- EDITOR’S CHOICE
- 2010 · 3 tracks · 33 min
Piano Concerto No. 20 in D Minor
Mozart’s Piano Concerto No. 20, composed near the beginning of 1785 and first performed at the Mehlgrube Casino in Vienna on 11 February, is his 10th such work for his subscription concerts after settling in that city as a freelance composer. It was his first of only two piano concertos in a minor key, and Mozart emphasises this aspect from the outset of the “Allegro”, whose orchestral introduction lurches forward in tense anxiety. This mood continues with the soloist’s questioning entry, and though the subsidiary theme lightens the mood, it has relatively little bearing on the course of this movement.

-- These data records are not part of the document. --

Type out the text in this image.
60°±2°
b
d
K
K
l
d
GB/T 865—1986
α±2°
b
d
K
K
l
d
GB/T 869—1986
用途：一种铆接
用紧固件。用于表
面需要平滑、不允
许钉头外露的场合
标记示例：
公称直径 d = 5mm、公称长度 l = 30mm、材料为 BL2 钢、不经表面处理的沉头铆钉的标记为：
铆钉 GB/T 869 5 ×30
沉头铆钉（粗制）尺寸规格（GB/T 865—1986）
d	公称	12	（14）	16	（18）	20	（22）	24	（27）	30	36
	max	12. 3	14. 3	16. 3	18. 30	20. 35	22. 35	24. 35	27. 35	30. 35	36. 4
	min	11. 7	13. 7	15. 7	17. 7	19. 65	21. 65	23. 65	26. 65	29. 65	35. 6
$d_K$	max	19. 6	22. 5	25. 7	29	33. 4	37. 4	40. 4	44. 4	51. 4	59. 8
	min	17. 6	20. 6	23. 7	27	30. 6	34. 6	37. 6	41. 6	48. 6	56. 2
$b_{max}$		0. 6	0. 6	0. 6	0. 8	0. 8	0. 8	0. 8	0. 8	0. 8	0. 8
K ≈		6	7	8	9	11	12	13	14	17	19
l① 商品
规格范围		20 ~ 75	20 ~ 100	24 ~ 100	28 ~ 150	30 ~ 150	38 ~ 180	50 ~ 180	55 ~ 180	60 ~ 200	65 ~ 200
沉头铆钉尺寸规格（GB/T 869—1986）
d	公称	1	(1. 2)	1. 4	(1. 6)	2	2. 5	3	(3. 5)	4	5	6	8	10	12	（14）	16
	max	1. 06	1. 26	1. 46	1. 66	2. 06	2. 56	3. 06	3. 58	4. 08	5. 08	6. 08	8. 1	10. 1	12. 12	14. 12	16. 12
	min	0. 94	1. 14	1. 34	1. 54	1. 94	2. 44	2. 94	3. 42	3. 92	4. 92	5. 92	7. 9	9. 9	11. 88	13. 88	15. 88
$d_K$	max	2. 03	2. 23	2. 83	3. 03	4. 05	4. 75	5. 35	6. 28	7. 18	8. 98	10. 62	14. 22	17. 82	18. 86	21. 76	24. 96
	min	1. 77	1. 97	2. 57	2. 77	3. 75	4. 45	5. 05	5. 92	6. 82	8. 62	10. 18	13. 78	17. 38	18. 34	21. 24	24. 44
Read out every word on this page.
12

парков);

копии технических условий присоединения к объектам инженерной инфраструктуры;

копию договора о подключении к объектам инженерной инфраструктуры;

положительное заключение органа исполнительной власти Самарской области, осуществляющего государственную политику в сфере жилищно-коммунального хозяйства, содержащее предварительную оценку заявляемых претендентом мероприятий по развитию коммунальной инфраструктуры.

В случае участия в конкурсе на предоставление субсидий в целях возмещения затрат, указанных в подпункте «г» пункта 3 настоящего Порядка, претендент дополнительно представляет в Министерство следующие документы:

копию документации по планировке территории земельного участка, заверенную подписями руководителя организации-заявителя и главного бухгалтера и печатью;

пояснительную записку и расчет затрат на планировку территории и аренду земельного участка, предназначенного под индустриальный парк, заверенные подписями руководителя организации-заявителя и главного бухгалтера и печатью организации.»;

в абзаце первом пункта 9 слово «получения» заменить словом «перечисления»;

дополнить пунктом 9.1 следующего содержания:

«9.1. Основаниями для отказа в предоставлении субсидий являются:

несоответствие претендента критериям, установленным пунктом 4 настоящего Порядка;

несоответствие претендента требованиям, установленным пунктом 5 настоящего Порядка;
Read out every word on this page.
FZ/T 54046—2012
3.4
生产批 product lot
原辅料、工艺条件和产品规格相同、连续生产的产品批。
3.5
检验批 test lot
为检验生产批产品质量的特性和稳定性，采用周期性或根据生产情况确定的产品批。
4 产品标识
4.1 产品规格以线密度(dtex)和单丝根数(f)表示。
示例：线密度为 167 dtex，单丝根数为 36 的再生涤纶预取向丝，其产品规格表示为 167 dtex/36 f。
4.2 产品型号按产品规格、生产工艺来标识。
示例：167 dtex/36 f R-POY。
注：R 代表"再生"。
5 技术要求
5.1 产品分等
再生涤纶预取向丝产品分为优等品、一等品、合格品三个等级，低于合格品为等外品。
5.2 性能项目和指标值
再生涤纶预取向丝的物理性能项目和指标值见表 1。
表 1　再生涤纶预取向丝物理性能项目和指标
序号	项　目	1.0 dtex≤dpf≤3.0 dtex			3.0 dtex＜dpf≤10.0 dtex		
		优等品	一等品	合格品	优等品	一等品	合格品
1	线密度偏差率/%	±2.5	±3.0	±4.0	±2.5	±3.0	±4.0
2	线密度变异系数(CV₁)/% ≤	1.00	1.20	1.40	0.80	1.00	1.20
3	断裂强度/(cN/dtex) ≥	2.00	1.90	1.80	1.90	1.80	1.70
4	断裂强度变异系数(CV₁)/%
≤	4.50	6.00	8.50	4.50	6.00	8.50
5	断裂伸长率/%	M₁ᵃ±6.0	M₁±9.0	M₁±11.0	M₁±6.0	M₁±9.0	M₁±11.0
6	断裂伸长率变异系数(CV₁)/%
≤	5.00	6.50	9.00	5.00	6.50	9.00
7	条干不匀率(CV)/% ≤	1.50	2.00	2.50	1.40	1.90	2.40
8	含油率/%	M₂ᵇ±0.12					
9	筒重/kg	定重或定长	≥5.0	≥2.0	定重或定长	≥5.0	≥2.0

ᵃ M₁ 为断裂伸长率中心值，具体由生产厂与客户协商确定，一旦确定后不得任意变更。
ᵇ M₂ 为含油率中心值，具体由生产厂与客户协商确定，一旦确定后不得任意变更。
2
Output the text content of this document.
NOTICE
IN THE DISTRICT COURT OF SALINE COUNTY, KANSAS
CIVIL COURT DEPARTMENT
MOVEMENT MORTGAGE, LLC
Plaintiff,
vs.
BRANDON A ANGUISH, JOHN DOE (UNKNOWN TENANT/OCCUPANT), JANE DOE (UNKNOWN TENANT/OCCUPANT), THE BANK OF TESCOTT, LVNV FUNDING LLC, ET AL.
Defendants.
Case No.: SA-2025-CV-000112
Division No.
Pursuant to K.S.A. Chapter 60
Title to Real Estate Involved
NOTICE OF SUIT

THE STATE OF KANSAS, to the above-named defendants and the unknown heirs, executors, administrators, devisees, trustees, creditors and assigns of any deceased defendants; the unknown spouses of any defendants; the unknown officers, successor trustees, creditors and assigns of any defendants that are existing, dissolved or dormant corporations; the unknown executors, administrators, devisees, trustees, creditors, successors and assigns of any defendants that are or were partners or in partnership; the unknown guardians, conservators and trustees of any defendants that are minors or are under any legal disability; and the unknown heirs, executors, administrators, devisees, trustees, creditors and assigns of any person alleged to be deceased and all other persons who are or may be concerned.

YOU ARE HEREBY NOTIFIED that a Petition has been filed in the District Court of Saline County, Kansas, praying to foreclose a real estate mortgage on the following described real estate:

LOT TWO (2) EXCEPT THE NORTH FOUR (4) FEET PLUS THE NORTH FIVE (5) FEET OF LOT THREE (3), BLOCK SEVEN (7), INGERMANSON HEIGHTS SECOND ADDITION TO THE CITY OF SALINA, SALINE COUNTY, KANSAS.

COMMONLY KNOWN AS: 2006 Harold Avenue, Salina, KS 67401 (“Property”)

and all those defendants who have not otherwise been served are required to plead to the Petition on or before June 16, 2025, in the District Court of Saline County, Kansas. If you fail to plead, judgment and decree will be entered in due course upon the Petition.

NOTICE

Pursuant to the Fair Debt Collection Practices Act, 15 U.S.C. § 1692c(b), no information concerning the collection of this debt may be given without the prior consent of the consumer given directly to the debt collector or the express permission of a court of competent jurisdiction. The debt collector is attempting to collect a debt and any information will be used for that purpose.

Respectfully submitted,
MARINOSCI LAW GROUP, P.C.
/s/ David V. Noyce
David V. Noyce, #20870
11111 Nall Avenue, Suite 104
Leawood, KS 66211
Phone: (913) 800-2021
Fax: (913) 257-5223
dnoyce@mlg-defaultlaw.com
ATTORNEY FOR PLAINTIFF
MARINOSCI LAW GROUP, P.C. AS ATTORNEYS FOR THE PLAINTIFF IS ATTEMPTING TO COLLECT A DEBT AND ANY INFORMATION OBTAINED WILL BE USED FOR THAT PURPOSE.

Mozart left no cadenzas here or for the finale, but in the early 1790s Beethoven supplied his own, which are often revived today. The “Romanze” brings a degree of solace with its ingratiating melody, and if the stormy contrasting episode disrupts the previous calm, the music regains its poise toward the close. The “Allegro assai” plunges back into D minor with its headlong main theme, which the secondary idea counters in its deft irony. But it is only with the coda that Mozart heads into D major to close in unalloyed optimism—establishing a template for the finale of minor-key concertos throughout the 19th century.